Which meant another delay as the Comte’s two horses were coaxed aboard and a section of Frederickson’s Riflemen were moved out of the forward hold to make way for the beasts. Trunks and cases were carried up the gangplank.
“I cannot, of course,” the Comte de Maquerre said, “travel in this ship.”
“Why not?” Sharpe asked.
A wrinkle of the nostril was the only answer and a further delay ensued while a message was sent to the Scylla which demanded that His Excellency the Comte de Maquerre be allowed quarters on board the frigate or, preferably, the Vengeance.
Captain Grant of the Scylla, doubtless under pressure from the Vengeance, returned a short answer. The Comte, disgusted, went below to the cabin he would now have to share with Frederickson.
The light was full now, dissipated by clouds and showing the filth that floated yellow and black in the grey harbour. A dead dog bumped against the Amelias hull as the forward cables were released, then the aft splashed free, and from overhead came the menacing sound of great sails unleashing to the wind’s power. A gull gave its lonely, harsh cry that sailors believed was the sound of a drowned soul in agony.
Sharpe stared at the golden-haired girl in the cloak of silver-blue and he blamed the wind for the tears in his eyes. Jane had a handkerchief to her face and Sharpe prayed that he had not seen the first symptoms of the fever in her. He tried to convince himself that Jane was right, and that she merely suffered from eating bad fish the night before, but goddamn it, he thought, why did she have to visit Hogan?
“Go home!” he shouted across the widening gap.
Jane shivered, but stayed.

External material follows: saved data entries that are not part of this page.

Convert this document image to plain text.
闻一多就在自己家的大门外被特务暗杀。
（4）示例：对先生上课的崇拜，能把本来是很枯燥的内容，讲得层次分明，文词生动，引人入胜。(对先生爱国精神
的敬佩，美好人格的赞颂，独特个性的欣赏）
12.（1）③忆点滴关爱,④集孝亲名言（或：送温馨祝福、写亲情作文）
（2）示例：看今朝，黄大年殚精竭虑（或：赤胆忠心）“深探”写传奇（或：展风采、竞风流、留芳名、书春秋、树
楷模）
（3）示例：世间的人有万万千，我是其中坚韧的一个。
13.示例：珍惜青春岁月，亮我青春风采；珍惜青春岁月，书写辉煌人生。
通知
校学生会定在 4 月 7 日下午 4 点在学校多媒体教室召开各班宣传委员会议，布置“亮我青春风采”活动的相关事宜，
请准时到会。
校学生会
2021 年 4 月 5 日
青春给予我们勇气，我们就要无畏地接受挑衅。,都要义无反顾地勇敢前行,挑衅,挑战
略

She watched the Amelie claw clumsily out beyond the bar and Sharpe, staring back to the harbour, saw the tiny signal of her white-waving handkerchief get smaller and smaller and finally disappear as a rain-squall seethed and hissed over the broken sea.
The Vengeance loomed over the other ships. The Amelie, pumps already working, took station astern while the Scylla, fast and impatient, leaped ahead into the squalls. The brig-sloops closed behind the Amelie, and the shore of France was nothing but a dark smear on a grey sea.
A buoy, tarred black and marking God alone knew what hazard in this empty waste, slipped astern and thus the expedition to Arcachon, amidst chaos and uncertainty, was under way.